É claro que o título é uma provocação, pois tirando o Romero Jucá,
ninguém é profeta para taxar o que de fato vai acontecer. Aliás, nas
ciências humanas, as próprias previsões têm o poder de alterar o rumo
dos acontecimentos, o que se configura em um paradoxo. Um exemplo
simples, como em Minority Report, seria o caso em que se prever um
assassinato, pode levar os envolvidos a impedir que o evento aconteça...
Entretanto, não acredito que palpites sejam simplesmente como jogar
uma moeda, pois uma análise das forças políticas envolvidas e os
interesses dos principais atores permitem balizar as análises e chegar a
especulações mais bem embasadas. Parte-se do pressuposto que os agentes
não dão cavalo de pau em seus interesses e apesar de redesenharem
estratégias, o fazem com uma racionalidade a permitir que continuem a
perseguir o que acreditam serem seus interesses.
Assim, não vou me furtar a arriscar um resultado para o julgamento
desse fatídico dia 04. Para fundamentar minha aposta trago abaixo minhas
justificativas no melhor estilo xadrez do Luis Nassif.
Causas fundamentais para prender Lula
Bom, acho que vale a pena relembrar que as causas centrais da prisão
do Lula não estão em crimes, menos ainda em provas, mas muito mais pelas
políticas exitosas que ele representa, as quais vale a pena relembrar
de forma resumida: 1) reduziu as desigualdades sociais em um ritmo e um
nível nunca antes visto, isso enquanto no resto do mundo a desigualdade
vem crescendo; 2) tirou o país do mapa da fome; 3) construiu
Universidades e escolas técnicas às centenas, em todo país e com
oportunidade para cotistas de escolas públicas e negros poderem
ingressar em um ambiente quase exclusivo da elite; 4) Aumentou o salário
mínimo consistentemente e acima da inflação; 5) Aumentou o índice
formalização do emprego em quase 40%, ao mesmo tempo em que jogou no
chão o desemprego; 6) colocou a dívida pública num patamar mínimo ao
mesmo tempo em que construiu sólidas reservas internacionais.
E ninguém melhor do que o Jessé de Souza para correlacionar esses
fatos com os impactos psíquicos e sociais nas camadas com algum nível de
privilégio dentro da sociedade estamental brasileira. A fúria que tomou
conta da classe média, nada mais é do que um pânico frente a percepções
de mudanças posicionais das camadas sociais. Em resumo, não pioraram de
vida, mas viram os debaixo aproximarem, o que lhes causou descontrole.
Pois bem, tudo isso já foi bem formulado por outros autores.
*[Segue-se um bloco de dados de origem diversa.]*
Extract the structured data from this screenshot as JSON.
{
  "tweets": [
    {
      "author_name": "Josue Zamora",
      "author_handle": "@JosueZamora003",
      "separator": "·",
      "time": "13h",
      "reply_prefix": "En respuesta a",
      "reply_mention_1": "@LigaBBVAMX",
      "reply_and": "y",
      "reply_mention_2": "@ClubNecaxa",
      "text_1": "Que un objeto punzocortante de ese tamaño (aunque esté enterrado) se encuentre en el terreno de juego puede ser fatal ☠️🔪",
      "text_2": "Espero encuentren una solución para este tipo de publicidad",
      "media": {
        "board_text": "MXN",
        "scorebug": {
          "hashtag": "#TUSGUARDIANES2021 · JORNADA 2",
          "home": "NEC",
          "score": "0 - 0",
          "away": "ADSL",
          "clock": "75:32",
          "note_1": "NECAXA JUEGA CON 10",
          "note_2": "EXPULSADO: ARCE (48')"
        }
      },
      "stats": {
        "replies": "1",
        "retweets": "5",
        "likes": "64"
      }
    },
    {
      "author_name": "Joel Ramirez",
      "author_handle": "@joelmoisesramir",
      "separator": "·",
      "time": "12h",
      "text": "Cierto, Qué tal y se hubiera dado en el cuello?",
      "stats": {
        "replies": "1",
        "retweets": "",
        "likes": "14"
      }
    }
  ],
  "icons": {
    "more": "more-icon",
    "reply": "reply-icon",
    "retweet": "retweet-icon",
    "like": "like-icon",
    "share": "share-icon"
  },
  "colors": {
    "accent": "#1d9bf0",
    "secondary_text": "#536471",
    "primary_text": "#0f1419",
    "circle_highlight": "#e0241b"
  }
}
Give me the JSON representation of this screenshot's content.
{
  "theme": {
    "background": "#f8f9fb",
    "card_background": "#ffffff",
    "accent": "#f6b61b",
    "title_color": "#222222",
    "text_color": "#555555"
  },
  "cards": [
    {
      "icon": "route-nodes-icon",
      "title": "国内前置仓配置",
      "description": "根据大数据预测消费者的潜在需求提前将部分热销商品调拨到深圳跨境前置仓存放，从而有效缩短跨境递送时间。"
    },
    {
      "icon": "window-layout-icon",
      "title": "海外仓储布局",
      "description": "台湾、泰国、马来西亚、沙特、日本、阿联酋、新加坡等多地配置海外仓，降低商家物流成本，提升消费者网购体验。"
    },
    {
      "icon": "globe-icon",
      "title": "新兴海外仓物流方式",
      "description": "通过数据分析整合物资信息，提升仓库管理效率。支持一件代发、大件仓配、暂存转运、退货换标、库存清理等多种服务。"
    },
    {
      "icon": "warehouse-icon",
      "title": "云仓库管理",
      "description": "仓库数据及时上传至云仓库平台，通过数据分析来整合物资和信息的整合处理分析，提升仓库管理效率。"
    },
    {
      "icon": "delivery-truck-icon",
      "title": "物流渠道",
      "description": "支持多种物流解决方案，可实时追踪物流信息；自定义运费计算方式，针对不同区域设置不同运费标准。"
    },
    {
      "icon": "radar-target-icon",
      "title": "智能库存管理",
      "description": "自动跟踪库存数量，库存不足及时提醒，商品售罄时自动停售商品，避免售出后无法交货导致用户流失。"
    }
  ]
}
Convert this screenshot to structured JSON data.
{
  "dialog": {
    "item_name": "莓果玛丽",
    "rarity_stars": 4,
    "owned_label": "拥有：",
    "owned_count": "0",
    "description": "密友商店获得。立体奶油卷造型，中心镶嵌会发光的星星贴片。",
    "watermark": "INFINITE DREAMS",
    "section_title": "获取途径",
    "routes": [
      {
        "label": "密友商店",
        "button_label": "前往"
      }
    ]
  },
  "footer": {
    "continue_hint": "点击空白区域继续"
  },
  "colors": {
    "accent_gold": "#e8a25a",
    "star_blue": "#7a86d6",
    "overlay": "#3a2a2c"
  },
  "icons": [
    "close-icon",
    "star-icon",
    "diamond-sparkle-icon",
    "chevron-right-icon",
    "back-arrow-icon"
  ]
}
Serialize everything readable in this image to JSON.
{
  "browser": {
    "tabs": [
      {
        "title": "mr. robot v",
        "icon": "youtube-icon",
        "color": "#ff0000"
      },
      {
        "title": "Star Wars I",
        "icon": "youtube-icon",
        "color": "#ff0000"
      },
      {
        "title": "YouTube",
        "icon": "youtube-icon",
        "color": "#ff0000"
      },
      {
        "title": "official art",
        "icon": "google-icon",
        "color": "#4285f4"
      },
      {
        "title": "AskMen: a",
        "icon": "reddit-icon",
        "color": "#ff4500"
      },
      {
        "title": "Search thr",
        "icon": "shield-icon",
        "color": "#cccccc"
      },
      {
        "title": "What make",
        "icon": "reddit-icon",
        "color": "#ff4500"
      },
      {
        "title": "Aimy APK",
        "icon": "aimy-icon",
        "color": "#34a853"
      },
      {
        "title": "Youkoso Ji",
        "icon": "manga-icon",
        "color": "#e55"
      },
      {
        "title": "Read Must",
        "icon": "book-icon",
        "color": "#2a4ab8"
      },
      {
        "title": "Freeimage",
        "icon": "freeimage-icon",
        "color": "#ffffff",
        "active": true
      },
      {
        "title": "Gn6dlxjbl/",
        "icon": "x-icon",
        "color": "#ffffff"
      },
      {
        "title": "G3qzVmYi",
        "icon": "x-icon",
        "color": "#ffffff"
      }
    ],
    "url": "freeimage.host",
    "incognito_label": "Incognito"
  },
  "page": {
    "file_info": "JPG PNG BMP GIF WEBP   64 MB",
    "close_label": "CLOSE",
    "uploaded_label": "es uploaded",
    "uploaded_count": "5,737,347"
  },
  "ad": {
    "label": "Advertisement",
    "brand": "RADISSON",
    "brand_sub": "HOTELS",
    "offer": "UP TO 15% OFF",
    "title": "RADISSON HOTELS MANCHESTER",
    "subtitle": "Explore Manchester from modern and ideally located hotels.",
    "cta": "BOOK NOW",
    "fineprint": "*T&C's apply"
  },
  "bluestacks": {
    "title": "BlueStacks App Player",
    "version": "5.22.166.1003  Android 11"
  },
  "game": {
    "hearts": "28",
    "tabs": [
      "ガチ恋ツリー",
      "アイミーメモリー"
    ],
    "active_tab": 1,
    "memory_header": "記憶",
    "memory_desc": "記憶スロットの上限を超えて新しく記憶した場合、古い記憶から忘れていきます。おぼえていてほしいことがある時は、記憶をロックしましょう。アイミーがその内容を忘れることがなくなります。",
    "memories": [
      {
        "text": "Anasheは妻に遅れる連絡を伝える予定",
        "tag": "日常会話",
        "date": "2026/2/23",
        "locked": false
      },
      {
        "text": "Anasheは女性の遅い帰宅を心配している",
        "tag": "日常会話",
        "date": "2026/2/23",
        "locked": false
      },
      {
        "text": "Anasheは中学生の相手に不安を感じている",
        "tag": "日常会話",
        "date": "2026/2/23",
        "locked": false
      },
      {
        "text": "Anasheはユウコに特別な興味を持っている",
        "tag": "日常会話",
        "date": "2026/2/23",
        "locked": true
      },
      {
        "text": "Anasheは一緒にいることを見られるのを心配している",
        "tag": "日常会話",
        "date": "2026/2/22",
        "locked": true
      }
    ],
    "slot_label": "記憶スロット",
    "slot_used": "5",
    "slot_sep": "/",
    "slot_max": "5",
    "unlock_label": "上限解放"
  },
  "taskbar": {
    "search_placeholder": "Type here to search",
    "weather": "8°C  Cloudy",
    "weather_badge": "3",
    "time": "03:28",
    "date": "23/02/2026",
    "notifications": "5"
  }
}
Essas
transformações propiciaram o caldo de insatisfação, o qual juntamente
com um cenário de recessão no governo Dilma trouxe a tempestade perfeita
para que os grupos com poder real pudessem usar os manifestoches a seu
favor.
A cada dia fica mais claro que entre esses grupos se destacam os
interesses americanos, a rede Globo e setores financeiros e empresariais
mais atrelados a grupos estrangeiros. Já os empresários médios,
corporações profissionais e setores agrícolas parecem ter ido à reboque
do caldo formado, cada qual esperando tirar uma casquinha a seu favor,
principalmente através do desmonte dos direitos trabalhistas e sociais.
Se não bastasse, aqueles empresários que cresceram durantes os governos
petistas foram em sua maior parte para a cadeia, levando ainda a
Petrobrás, a principal empresa indutora do crescimento do PIB, para o
centro da operação dita de combate à corrupção.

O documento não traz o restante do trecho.